Ultimate mechanisms promoting intra-specific diversity in genome structure may include large population sizes and niche complexity, however the proximate mechanisms generating such diversification are poorly understood. TEs can be key drivers generating structural variation [59, 60] and Z. tritici readily undergoes TE-mediated chromosomal rearrangements during meiosis [38, 39]. Here we show that Z. tritici genomes contain 16–24% TEs, with the overall proportion of TEs accounting for ~ 70% of the intraspecific genome size variation. Hence, TEs are key drivers of genome evolution in this species. Among the most drastic chromosomal rearrangements, we detected a significantly shorter chromosome 7 homologue. The longer homologue was hypothesized to have originated from a fusion with an accessory chromosome based on evidence from large-scale epigenetic remodeling . Our analysis likely identified the ancestral variant prior to the suspected chromosomal fusion event. Hence, the species retained two major chromosomal variants of a core chromosome.
TEs are often implicated in gene copy number variation through duplication or pseudogenisation events suggesting that TEs directly contribute to pangenome diversification. We show that specific Gypsy and Helitron elements were integrated into genes generating highly paralogous orthogroups. These orthogroups may underlie recent expansions of specific TEs in the genomes of Australian and Oregon isolates. The Helitron element is among the most transcribed TEs in the Oregon isolate, suggesting a high potential for new transpositions.

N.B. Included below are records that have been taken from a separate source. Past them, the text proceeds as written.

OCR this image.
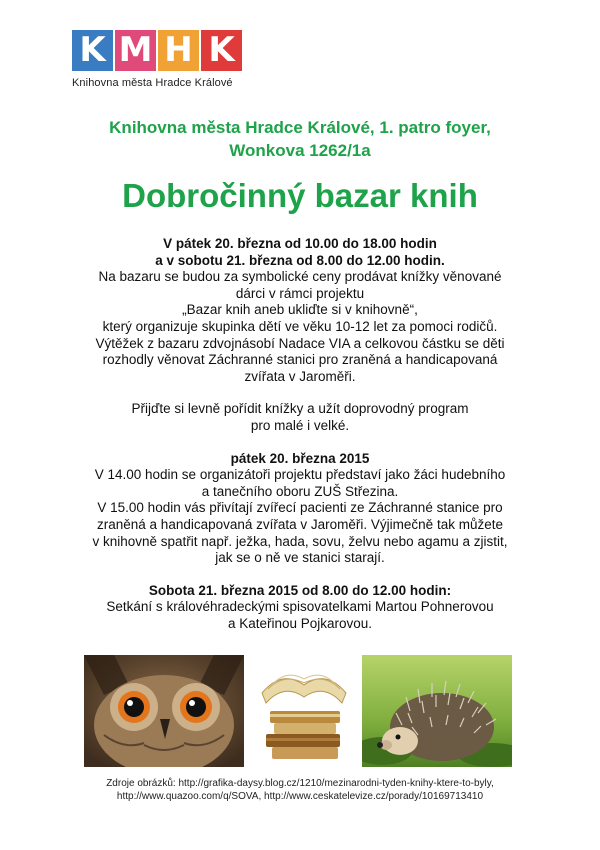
K M H K
Knihovna města Hradce Králové
Knihovna města Hradce Králové, 1. patro foyer,
Wonkova 1262/1a
Dobročinný bazar knih

V pátek 20. března od 10.00 do 18.00 hodin

a v sobotu 21. března od 8.00 do 12.00 hodin.

Na bazaru se budou za symbolické ceny prodávat knížky věnované

dárci v rámci projektu

„Bazar knih aneb ukliďte si v knihovně“,

který organizuje skupinka dětí ve věku 10-12 let za pomoci rodičů.

Výtěžek z bazaru zdvojnásobí Nadace VIA a celkovou částku se děti

rozhodly věnovat Záchranné stanici pro zraněná a handicapovaná

zvířata v Jaroměři.

Přijďte si levně pořídit knížky a užít doprovodný program

pro malé i velké.

pátek 20. března 2015

V 14.00 hodin se organizátoři projektu představí jako žáci hudebního

a tanečního oboru ZUŠ Střezina.

V 15.00 hodin vás přivítají zvířecí pacienti ze Záchranné stanice pro

zraněná a handicapovaná zvířata v Jaroměři. Výjimečně tak můžete

v knihovně spatřit např. ježka, hada, sovu, želvu nebo agamu a zjistit,

jak se o ně ve stanici starají.

Sobota 21. března 2015 od 8.00 do 12.00 hodin:

Setkání s královéhradeckými spisovatelkami Martou Pohnerovou

a Kateřinou Pojkarovou.

Zdroje obrázků: http://grafika-daysy.blog.cz/1210/mezinarodni-tyden-knihy-ktere-to-byly,
http://www.quazoo.com/q/SOVA, http://www.ceskatelevize.cz/porady/10169713410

In contrast, the Gypsy element is only weakly transcribed in the Australian isolate, suggesting that this TE has become deactivated by genomic defences. In addition to transpositional activity causing loss-of-function mutations in genes, TEs can also contribute to genome expansions . We found a strong correlation of TE content and genome size across the pangenome suggesting that TEs are the primary drivers of genome expansions. Because the pathogen was only recently introduced to regions outside of Europe and Asia, genome size variation among geographic regions may have originated from population bottlenecks such as founder events. As an example, populations in Australia underwent a significant founder event during the recent colonization of the continent from Europe . Hence, our observation of an expanded Australian genome may be causally linked to this bottleneck. Genome expansions may also be triggered by TE mobilization. Stressors such as host defences during infection cause substantial TE de-repression across the Z. tritici genome . Taken together, TE dynamics and large effective population sizes likely constitute the proximate and ultimate drivers of pangenome size evolution. Understanding the birth and death cycles of gene functions in such evolving pangenomes will help address major questions related to crop-pathogen co-evolution.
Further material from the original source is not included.